"Titanic" director James Cameron has commented on the OceanGate submersible tragedy that killed all five passengers on board the vessel as it was traveling to the bottom of the Atlantic to view the remains of the Titanic shipwreck.
Cameron said during an interview with ABC News that concerns about the submersible had been voiced loudly within the submergence engineering community.
Cameron said, "I’m struck by the similarity of the Titanic disaster itself, where the captain was repeatedly warned about ice ahead of his ship, and yet he steamed at full speed into an ice field on a moonless night and many people died as a result. For us, it’s a very similar tragedy where warnings went unheeded. To take place at the same exact site with all the diving that’s going on all around the world, I think it’s just astonishing. It’s really quite surreal."
Rear Adm.
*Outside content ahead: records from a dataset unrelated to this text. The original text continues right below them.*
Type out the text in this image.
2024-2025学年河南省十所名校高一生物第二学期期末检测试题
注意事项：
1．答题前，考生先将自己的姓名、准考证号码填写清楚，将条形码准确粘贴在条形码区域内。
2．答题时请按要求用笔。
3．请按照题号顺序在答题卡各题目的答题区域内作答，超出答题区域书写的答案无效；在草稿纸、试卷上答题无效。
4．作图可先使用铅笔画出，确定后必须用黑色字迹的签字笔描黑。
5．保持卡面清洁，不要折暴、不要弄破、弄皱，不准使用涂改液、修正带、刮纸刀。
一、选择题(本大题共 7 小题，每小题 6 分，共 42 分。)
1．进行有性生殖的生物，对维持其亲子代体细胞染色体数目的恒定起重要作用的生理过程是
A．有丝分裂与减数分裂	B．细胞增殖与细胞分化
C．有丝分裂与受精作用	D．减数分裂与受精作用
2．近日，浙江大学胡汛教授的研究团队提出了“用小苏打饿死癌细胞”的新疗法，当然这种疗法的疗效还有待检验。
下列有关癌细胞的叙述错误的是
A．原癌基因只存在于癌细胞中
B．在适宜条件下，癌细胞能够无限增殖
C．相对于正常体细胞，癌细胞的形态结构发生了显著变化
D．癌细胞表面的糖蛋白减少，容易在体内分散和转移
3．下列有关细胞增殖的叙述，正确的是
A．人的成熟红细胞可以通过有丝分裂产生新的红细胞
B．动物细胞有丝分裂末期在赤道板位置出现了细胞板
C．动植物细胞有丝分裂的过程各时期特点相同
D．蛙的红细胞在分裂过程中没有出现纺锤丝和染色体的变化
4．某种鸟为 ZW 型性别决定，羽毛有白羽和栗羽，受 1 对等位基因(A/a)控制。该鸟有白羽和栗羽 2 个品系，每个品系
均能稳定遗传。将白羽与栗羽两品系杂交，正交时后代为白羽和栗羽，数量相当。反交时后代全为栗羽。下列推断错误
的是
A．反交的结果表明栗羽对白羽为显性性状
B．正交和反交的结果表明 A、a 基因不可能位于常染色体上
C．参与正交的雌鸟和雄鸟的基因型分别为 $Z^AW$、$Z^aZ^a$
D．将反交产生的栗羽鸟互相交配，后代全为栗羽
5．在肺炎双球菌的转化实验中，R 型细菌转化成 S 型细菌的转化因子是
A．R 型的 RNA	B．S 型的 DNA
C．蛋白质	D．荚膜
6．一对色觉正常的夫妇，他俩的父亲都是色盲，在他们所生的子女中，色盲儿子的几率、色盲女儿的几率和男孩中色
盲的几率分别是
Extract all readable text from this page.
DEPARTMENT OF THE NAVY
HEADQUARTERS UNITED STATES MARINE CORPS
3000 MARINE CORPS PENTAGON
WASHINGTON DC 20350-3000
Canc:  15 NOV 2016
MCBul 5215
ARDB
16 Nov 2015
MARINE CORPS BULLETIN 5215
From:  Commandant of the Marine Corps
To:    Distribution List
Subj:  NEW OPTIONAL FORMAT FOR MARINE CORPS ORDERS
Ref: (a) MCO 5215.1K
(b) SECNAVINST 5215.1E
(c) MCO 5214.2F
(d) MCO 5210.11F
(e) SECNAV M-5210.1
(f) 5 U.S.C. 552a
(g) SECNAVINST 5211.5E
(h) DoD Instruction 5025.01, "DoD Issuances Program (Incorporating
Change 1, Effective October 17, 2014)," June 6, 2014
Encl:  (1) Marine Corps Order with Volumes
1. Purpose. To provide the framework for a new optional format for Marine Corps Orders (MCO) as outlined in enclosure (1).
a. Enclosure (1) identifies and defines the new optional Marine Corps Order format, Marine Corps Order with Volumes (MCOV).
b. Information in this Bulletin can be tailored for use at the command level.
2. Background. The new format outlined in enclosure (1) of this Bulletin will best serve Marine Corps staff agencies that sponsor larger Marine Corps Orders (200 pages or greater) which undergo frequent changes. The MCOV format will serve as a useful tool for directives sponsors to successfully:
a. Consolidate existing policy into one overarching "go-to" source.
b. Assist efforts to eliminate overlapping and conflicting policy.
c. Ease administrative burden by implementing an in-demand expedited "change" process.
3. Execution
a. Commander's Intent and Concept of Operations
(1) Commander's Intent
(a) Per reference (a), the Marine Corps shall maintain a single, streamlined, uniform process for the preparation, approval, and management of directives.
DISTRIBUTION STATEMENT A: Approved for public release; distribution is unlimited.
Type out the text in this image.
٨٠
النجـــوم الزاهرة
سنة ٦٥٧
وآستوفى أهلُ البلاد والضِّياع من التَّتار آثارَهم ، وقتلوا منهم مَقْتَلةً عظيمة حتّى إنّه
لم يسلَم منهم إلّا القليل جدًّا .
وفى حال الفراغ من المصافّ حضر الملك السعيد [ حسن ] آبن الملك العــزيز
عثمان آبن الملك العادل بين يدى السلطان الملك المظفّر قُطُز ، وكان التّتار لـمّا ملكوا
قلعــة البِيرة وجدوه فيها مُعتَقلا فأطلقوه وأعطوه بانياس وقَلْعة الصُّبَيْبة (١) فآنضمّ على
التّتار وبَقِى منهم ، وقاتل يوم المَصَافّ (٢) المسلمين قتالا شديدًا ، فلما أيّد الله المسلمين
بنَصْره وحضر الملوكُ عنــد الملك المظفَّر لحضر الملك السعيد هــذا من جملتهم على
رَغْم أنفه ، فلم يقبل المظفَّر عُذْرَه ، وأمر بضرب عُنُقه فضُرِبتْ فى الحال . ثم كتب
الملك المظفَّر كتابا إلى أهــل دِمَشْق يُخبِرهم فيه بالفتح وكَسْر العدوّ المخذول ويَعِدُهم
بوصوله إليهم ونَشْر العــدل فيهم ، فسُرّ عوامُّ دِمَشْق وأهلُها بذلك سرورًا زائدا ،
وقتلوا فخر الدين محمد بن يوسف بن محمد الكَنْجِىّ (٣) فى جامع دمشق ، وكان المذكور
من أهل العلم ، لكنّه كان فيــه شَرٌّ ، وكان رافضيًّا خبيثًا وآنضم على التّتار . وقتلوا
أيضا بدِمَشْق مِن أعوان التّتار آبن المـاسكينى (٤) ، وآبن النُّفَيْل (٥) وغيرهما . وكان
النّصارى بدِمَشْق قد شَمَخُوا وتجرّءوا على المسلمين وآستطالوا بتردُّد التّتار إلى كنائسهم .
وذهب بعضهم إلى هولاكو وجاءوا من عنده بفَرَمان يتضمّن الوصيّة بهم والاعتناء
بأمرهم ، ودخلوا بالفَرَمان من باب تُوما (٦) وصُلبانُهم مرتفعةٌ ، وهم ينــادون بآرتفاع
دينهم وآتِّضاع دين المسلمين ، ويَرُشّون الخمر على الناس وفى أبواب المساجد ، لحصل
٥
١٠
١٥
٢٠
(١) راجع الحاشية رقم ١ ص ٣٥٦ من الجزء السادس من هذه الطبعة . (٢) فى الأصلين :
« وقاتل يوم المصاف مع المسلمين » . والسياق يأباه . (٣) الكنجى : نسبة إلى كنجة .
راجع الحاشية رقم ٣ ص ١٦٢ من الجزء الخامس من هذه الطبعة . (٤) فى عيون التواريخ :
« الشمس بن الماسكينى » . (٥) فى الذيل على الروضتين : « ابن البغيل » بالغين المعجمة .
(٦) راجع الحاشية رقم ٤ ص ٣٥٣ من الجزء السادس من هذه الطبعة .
John Mauger of the Coast Guard said on Thursday that debris consistent "with a catastrophic implosion of the vessel" was found by search and rescue ROVs.
Paul Hankins, director of salvage operations and ocean engineering with the U.S. Navy, said search and rescue found "five different major pieces of debris that told us that it was the remains of the Titan."
Variety reported that in 2018 the Manned Underwater Vehicles committee of the Marine Technology Society wrote a message to OceanGate CEO Stockton Rush to tell him about "unanimous concern" about the Titan submersible, citing a letter delivered to Rush, according to the New York Times.
Cameron said he knew Titanic explorer Paul-Henri "PH" Nargeolet for 25 years, and said, "for him to have died tragically in this way is almost impossible for me to process."